At the start of the meeting, each group member completes an evaluation form that asks questions about the previous meeting. Then each person has a chance to talk about his week. A theme is selected for each session and the facilitators start by introducing the theme of the session and then each person is asked to reflect on this subject/theme. Afterwards, the facilitators provide some information about the theme and at the end of every session a new relaxation exercise is taught and practiced.
Having witnessed one of the groups I can say that I observed a really good rapport between the facilitators and group members. There is a strong sense of togetherness due to the fact that the facilitators share the same background as the group members and they feel free to discuss their traumatic memories and help each other find solutions to their problems, which range from minor details pertaining to life in Germany as well as finding solutions for boredom and depression. At first it was difficult for the men to open up. Group members were not clear on the aims of the group. They wanted concrete help and were not convinced about sharing their stories but the group is increasingly being used as a place to discuss traumatic memories.

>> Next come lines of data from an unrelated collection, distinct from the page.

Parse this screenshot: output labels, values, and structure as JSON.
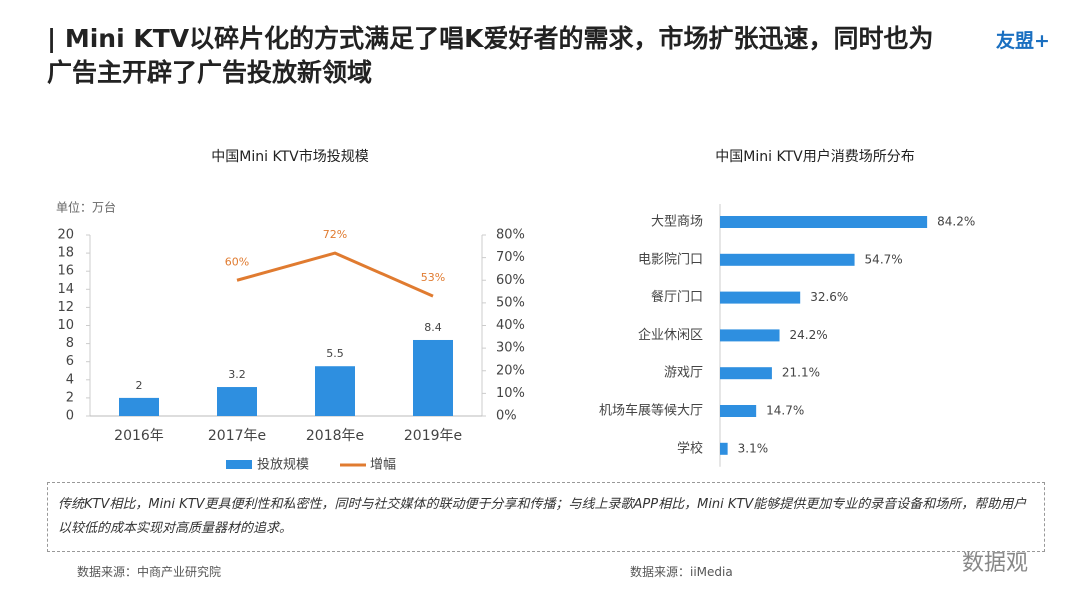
{
  "title": "| Mini KTV以碎片化的方式满足了唱K爱好者的需求，市场扩张迅速，同时也为广告主开辟了广告投放新领域",
  "logo": "友盟+",
  "chart_data": [
    {
      "type": "bar",
      "title": "中国Mini KTV市场投规模",
      "ylabel": "单位：万台",
      "categories": [
        "2016年",
        "2017年e",
        "2018年e",
        "2019年e"
      ],
      "series": [
        {
          "name": "投放规模",
          "color": "#2e8fe0",
          "values": [
            2,
            3.2,
            5.5,
            8.4
          ]
        },
        {
          "name": "增幅",
          "color": "#e07b30",
          "axis": "y2",
          "values": [
            null,
            60,
            72,
            53
          ],
          "value_labels": [
            null,
            "60%",
            "72%",
            "53%"
          ]
        }
      ],
      "ylim": [
        0,
        20
      ],
      "yticks": [
        0,
        2,
        4,
        6,
        8,
        10,
        12,
        14,
        16,
        18,
        20
      ],
      "y2lim": [
        0,
        80
      ],
      "y2ticks": [
        {
          "value": 0,
          "label": "0%"
        },
        {
          "value": 10,
          "label": "10%"
        },
        {
          "value": 20,
          "label": "20%"
        },
        {
          "value": 30,
          "label": "30%"
        },
        {
          "value": 40,
          "label": "40%"
        },
        {
          "value": 50,
          "label": "50%"
        },
        {
          "value": 60,
          "label": "60%"
        },
        {
          "value": 70,
          "label": "70%"
        },
        {
          "value": 80,
          "label": "80%"
        }
      ],
      "legend": "bottom"
    },
    {
      "type": "hbar",
      "title": "中国Mini KTV用户消费场所分布",
      "color": "#2e8fe0",
      "categories": [
        "大型商场",
        "电影院门口",
        "餐厅门口",
        "企业休闲区",
        "游戏厅",
        "机场车展等候大厅",
        "学校"
      ],
      "values": [
        84.2,
        54.7,
        32.6,
        24.2,
        21.1,
        14.7,
        3.1
      ],
      "value_labels": [
        "84.2%",
        "54.7%",
        "32.6%",
        "24.2%",
        "21.1%",
        "14.7%",
        "3.1%"
      ]
    }
  ],
  "note": "传统KTV相比，Mini KTV更具便利性和私密性，同时与社交媒体的联动便于分享和传播；与线上录歌APP相比，Mini KTV能够提供更加专业的录音设备和场所，帮助用户以较低的成本实现对高质量器材的追求。",
  "sources": [
    "数据来源：中商产业研究院",
    "数据来源：iiMedia"
  ],
  "watermark": "数据观"
}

The difficulties we have found so far have included the issue of gender. Ms. Karkoutly believes her gender is a barrier because the men struggle to feel at ease in her presence and they are not used to expressing emotions, particularly with a woman present.
So far the groups have only included male participants because the home only houses men. There is another organization that houses women and families and there is hope that in the future there will be a support group that is mixed or for women only.
Another big theme, which I could have anticipated, was the theme of helplessness for the facilitators. It’s very difficult to manage one’s own anxiety when one wishes to help and the situation feels beyond repair or the requests coming from the group cannot be handled. It takes a lot of psychological holding and containment to tolerate the feelings of helplessness and absorb the group members’ distress without rushing to try and provide solutions but rather to sit with the feelings.
I have encouraged the facilitators to go deeper and to try and talk more about emotions and respond to the emotions in the room but this isn’t a therapy group and they believe that it isn’t always safe for the men to express their feelings. The group offers the men a place to come and be heard and to share ideas and this feels helpful for them.